In this study, AKI and ICU admission were higher and the hospitalization duration was longer in patients with RBC transfusion in radical retropubic prostatectomy. Transfusion and AKI are independently associated with each other [9]. Blood storage-related biochemical and morphological changes lead to hemolysis and pro-inflammatory molecule accumulation and may affect postoperative AKI [9]. Furthermore, transfusion also can be associated with poor outcomes. Transfusion increased the hospitalization duration and ICU admission [56, 57]. The patients who received RBC transfusion are more likely to develop poor postoperative outcomes. Therefore, these patients should be carefully managed to improve postoperative outcomes in radical retropubic prostatectomy.

This study had some limitations.
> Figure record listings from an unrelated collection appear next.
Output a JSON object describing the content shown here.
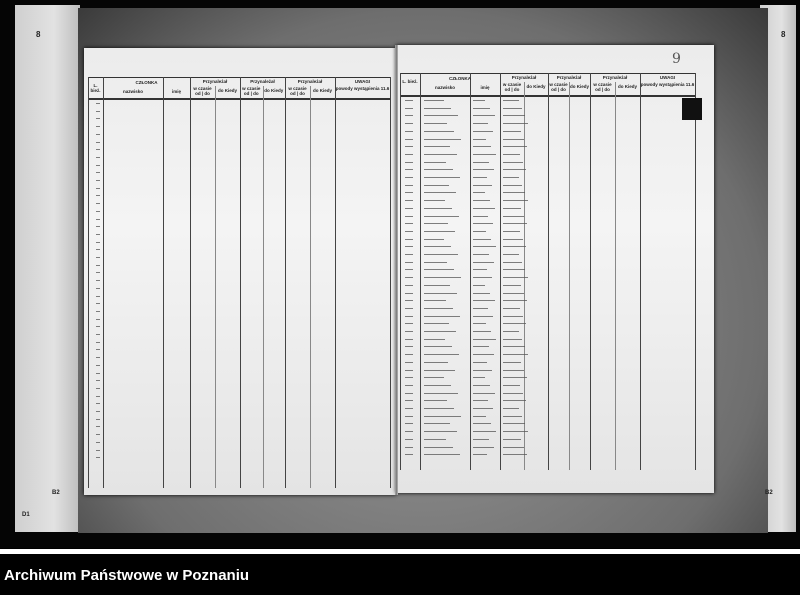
{
  "caption": "Archiwum Państwowe w Poznaniu",
  "markers": {
    "left_top": "8",
    "left_b2": "B2",
    "left_d1": "D1",
    "right_top": "8",
    "right_b2": "B2"
  },
  "page_number": "9",
  "ledger_header": {
    "lp": "L. bież.",
    "member": "CZŁONKA",
    "surname": "nazwisko",
    "first_name": "imię",
    "groups": [
      "Przynależał",
      "Przynależał",
      "Przynależał"
    ],
    "period": "w czasie od | do",
    "until": "do Kiedy",
    "remarks": "UWAGI",
    "remarks_sub": "powody wystąpienia 11.6"
  }
}
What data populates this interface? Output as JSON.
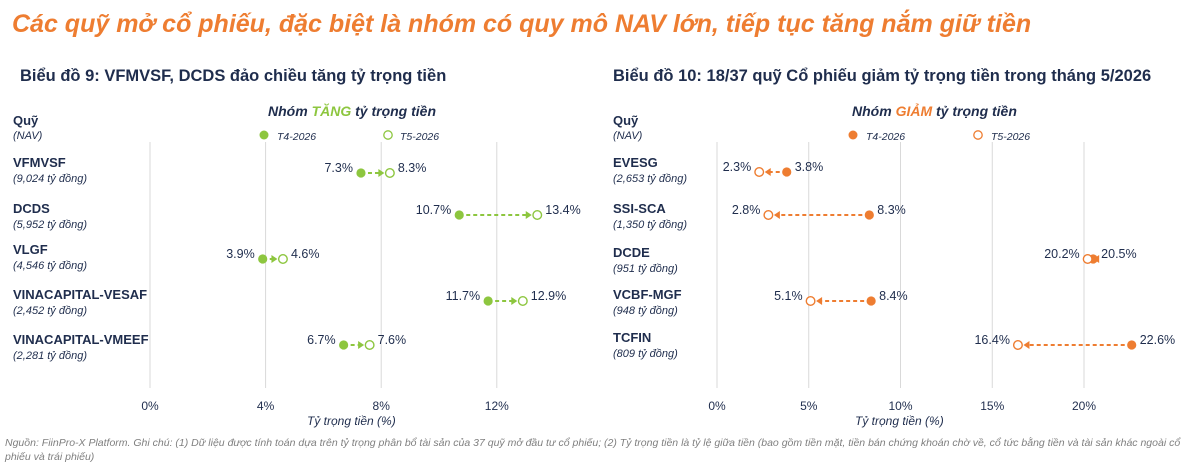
{
  "main_title": "Các quỹ mở cổ phiếu, đặc biệt là nhóm có quy mô NAV lớn, tiếp tục tăng nắm giữ tiền",
  "footnote": "Nguồn: FiinPro-X Platform. Ghi chú: (1) Dữ liệu được tính toán dựa trên tỷ trọng phân bổ tài sản của 37 quỹ mở đầu tư cổ phiếu; (2) Tỷ trọng tiền là tỷ lệ giữa tiền (bao gồm tiền mặt, tiền bán chứng khoán chờ về, cổ tức bằng tiền và tài sản khác ngoài cổ phiếu và trái phiếu)",
  "colors": {
    "increase": "#8dc63f",
    "decrease": "#ee7d31",
    "text": "#1f2d4d",
    "title": "#ee7d31"
  },
  "chart_data": [
    {
      "type": "dumbbell",
      "title": "Biểu đồ 9: VFMVSF, DCDS đảo chiều tăng tỷ trọng tiền",
      "group_title_prefix": "Nhóm ",
      "group_title_keyword": "TĂNG",
      "group_title_suffix": " tỷ trọng tiền",
      "header_name": "Quỹ",
      "header_nav": "(NAV)",
      "legend": [
        "T4-2026",
        "T5-2026"
      ],
      "xlabel": "Tỷ trọng tiền (%)",
      "xlim": [
        0,
        15
      ],
      "ticks": [
        0,
        4,
        8,
        12
      ],
      "tick_labels": [
        "0%",
        "4%",
        "8%",
        "12%"
      ],
      "funds": [
        {
          "name": "VFMVSF",
          "nav": "(9,024 tỷ đồng)",
          "t4": 7.3,
          "t5": 8.3,
          "t4_label": "7.3%",
          "t5_label": "8.3%"
        },
        {
          "name": "DCDS",
          "nav": "(5,952 tỷ đồng)",
          "t4": 10.7,
          "t5": 13.4,
          "t4_label": "10.7%",
          "t5_label": "13.4%"
        },
        {
          "name": "VLGF",
          "nav": "(4,546 tỷ đồng)",
          "t4": 3.9,
          "t5": 4.6,
          "t4_label": "3.9%",
          "t5_label": "4.6%"
        },
        {
          "name": "VINACAPITAL-VESAF",
          "nav": "(2,452 tỷ đồng)",
          "t4": 11.7,
          "t5": 12.9,
          "t4_label": "11.7%",
          "t5_label": "12.9%"
        },
        {
          "name": "VINACAPITAL-VMEEF",
          "nav": "(2,281 tỷ đồng)",
          "t4": 6.7,
          "t5": 7.6,
          "t4_label": "6.7%",
          "t5_label": "7.6%"
        }
      ]
    },
    {
      "type": "dumbbell",
      "title": "Biểu đồ 10: 18/37 quỹ Cổ phiếu giảm tỷ trọng tiền trong tháng 5/2026",
      "group_title_prefix": "Nhóm ",
      "group_title_keyword": "GIẢM",
      "group_title_suffix": " tỷ trọng tiền",
      "header_name": "Quỹ",
      "header_nav": "(NAV)",
      "legend": [
        "T4-2026",
        "T5-2026"
      ],
      "xlabel": "Tỷ trọng tiền (%)",
      "xlim": [
        0,
        25
      ],
      "ticks": [
        0,
        5,
        10,
        15,
        20
      ],
      "tick_labels": [
        "0%",
        "5%",
        "10%",
        "15%",
        "20%"
      ],
      "funds": [
        {
          "name": "EVESG",
          "nav": "(2,653 tỷ đồng)",
          "t4": 3.8,
          "t5": 2.3,
          "t4_label": "3.8%",
          "t5_label": "2.3%"
        },
        {
          "name": "SSI-SCA",
          "nav": "(1,350 tỷ đồng)",
          "t4": 8.3,
          "t5": 2.8,
          "t4_label": "8.3%",
          "t5_label": "2.8%"
        },
        {
          "name": "DCDE",
          "nav": "(951 tỷ đồng)",
          "t4": 20.5,
          "t5": 20.2,
          "t4_label": "20.5%",
          "t5_label": "20.2%"
        },
        {
          "name": "VCBF-MGF",
          "nav": "(948 tỷ đồng)",
          "t4": 8.4,
          "t5": 5.1,
          "t4_label": "8.4%",
          "t5_label": "5.1%"
        },
        {
          "name": "TCFIN",
          "nav": "(809 tỷ đồng)",
          "t4": 22.6,
          "t5": 16.4,
          "t4_label": "22.6%",
          "t5_label": "16.4%"
        }
      ]
    }
  ]
}
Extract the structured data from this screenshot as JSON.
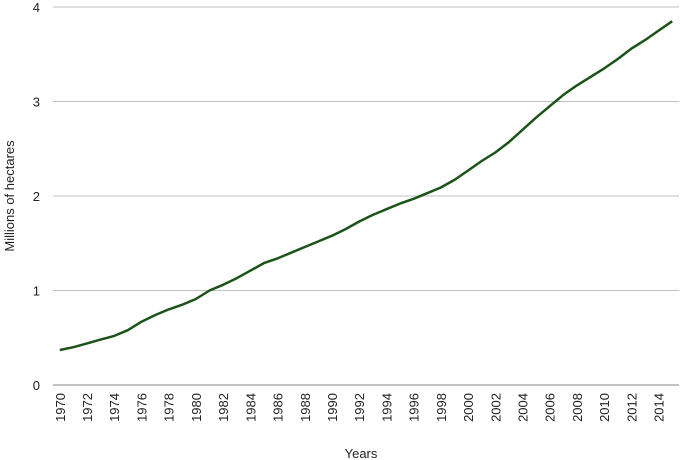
{
  "chart_data": {
    "type": "line",
    "x_label": "Years",
    "y_label": "Millions  of hectares",
    "categories": [
      "1970",
      null,
      "1972",
      null,
      "1974",
      null,
      "1976",
      null,
      "1978",
      null,
      "1980",
      null,
      "1982",
      null,
      "1984",
      null,
      "1986",
      null,
      "1988",
      null,
      "1990",
      null,
      "1992",
      null,
      "1994",
      null,
      "1996",
      null,
      "1998",
      null,
      "2000",
      null,
      "2002",
      null,
      "2004",
      null,
      "2006",
      null,
      "2008",
      null,
      "2010",
      null,
      "2012",
      null,
      "2014",
      null
    ],
    "series": [
      {
        "color": "#1b5319",
        "values": [
          0.37,
          0.4,
          0.44,
          0.48,
          0.52,
          0.58,
          0.67,
          0.74,
          0.8,
          0.85,
          0.91,
          1.0,
          1.06,
          1.13,
          1.21,
          1.29,
          1.34,
          1.4,
          1.46,
          1.52,
          1.58,
          1.65,
          1.73,
          1.8,
          1.86,
          1.92,
          1.97,
          2.03,
          2.09,
          2.17,
          2.27,
          2.37,
          2.46,
          2.57,
          2.7,
          2.83,
          2.95,
          3.07,
          3.17,
          3.26,
          3.35,
          3.45,
          3.56,
          3.65,
          3.75,
          3.85
        ]
      }
    ],
    "ylim": [
      0,
      4
    ],
    "yticks": [
      0,
      1,
      2,
      3,
      4
    ],
    "grid": true
  }
}
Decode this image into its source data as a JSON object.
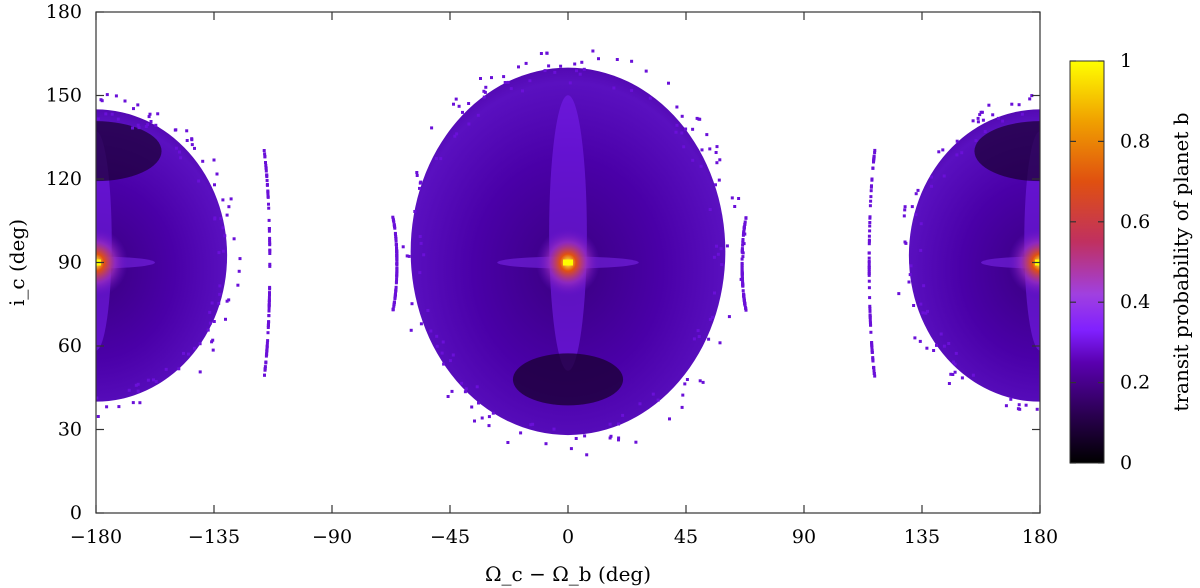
{
  "chart_data": {
    "type": "heatmap",
    "title": "",
    "xlabel": "Ω_c − Ω_b (deg)",
    "ylabel": "i_c (deg)",
    "xlim": [
      -180,
      180
    ],
    "ylim": [
      0,
      180
    ],
    "xticks": [
      -180,
      -135,
      -90,
      -45,
      0,
      45,
      90,
      135,
      180
    ],
    "xtick_labels": [
      "−180",
      "−135",
      "−90",
      "−45",
      "0",
      "45",
      "90",
      "135",
      "180"
    ],
    "yticks": [
      0,
      30,
      60,
      90,
      120,
      150,
      180
    ],
    "ytick_labels": [
      "0",
      "30",
      "60",
      "90",
      "120",
      "150",
      "180"
    ],
    "colorbar": {
      "label": "transit probability of planet b",
      "range": [
        0,
        1
      ],
      "ticks": [
        0,
        0.2,
        0.4,
        0.6,
        0.8,
        1
      ],
      "tick_labels": [
        "0",
        "0.2",
        "0.4",
        "0.6",
        "0.8",
        "1"
      ],
      "colormap": [
        "#000000",
        "#2a0050",
        "#5a00b0",
        "#8020ff",
        "#a040e0",
        "#c03060",
        "#e05010",
        "#f0a000",
        "#ffff00"
      ]
    },
    "regions": [
      {
        "name": "central lobe",
        "center": [
          0,
          90
        ],
        "x_extent": [
          -60,
          60
        ],
        "y_extent": [
          28,
          160
        ],
        "peak_value": 1.0,
        "background_value": 0.08
      },
      {
        "name": "left lobe (wraps)",
        "center": [
          -180,
          90
        ],
        "x_extent": [
          -180,
          -130
        ],
        "y_extent": [
          40,
          145
        ],
        "peak_value": 1.0,
        "background_value": 0.06
      },
      {
        "name": "right lobe (wraps)",
        "center": [
          180,
          90
        ],
        "x_extent": [
          130,
          180
        ],
        "y_extent": [
          40,
          145
        ],
        "peak_value": 1.0,
        "background_value": 0.06
      }
    ],
    "grid": false,
    "legend": "colorbar-right"
  }
}
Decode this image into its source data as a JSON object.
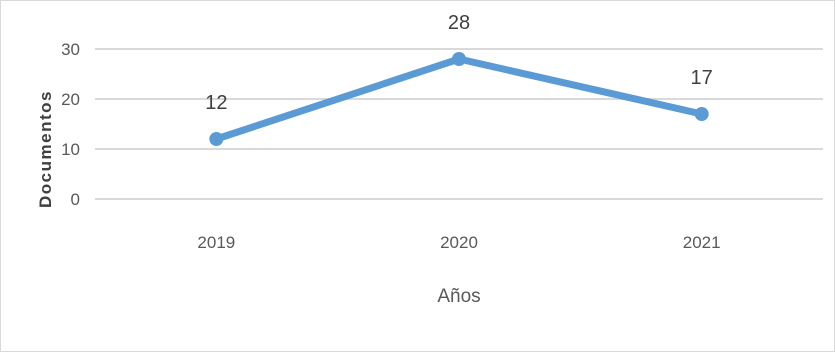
{
  "chart_data": {
    "type": "line",
    "categories": [
      "2019",
      "2020",
      "2021"
    ],
    "series": [
      {
        "values": [
          12,
          28,
          17
        ],
        "color": "#5b9bd5"
      }
    ],
    "data_labels": [
      "12",
      "28",
      "17"
    ],
    "xlabel": "Años",
    "ylabel": "Documentos",
    "ylim": [
      0,
      30
    ],
    "yticks": [
      "0",
      "10",
      "20",
      "30"
    ],
    "grid": true,
    "legend": "none",
    "gridline_color": "#d9d9d9"
  }
}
First, because this study had a retrospective design, we could not evaluate all covariates that may have affected the analysis. Therefore, our study may be, at least in part, influenced by selection bias. However, we included almost all covariate factors related to transfusion in patients who underwent radical retropubic prostatectomy. Second, this study was performed at a single, highly experienced institution. Therefore, our finding should be interpreted cautiously.

Conclusions

The LM ratio was an independent risk factor for RBC transfusion in patients who underwent radical retropubic prostatectomy. The optimal cut-off value of the LM ratio to predict intraoperative RBC transfusion was 4.3. Compared with the patients with LM ratio > 4.3, the patients with LM ratio ≤ 4.3 had received more RBC transfusions. Moreover, AKI and ICU admission were higher and the hospitalization duration was longer in patients with RBC transfusion. Our results suggest that the LM ratio provides useful information on intraoperative RBC transfusion in radical retropubic prostatectomy.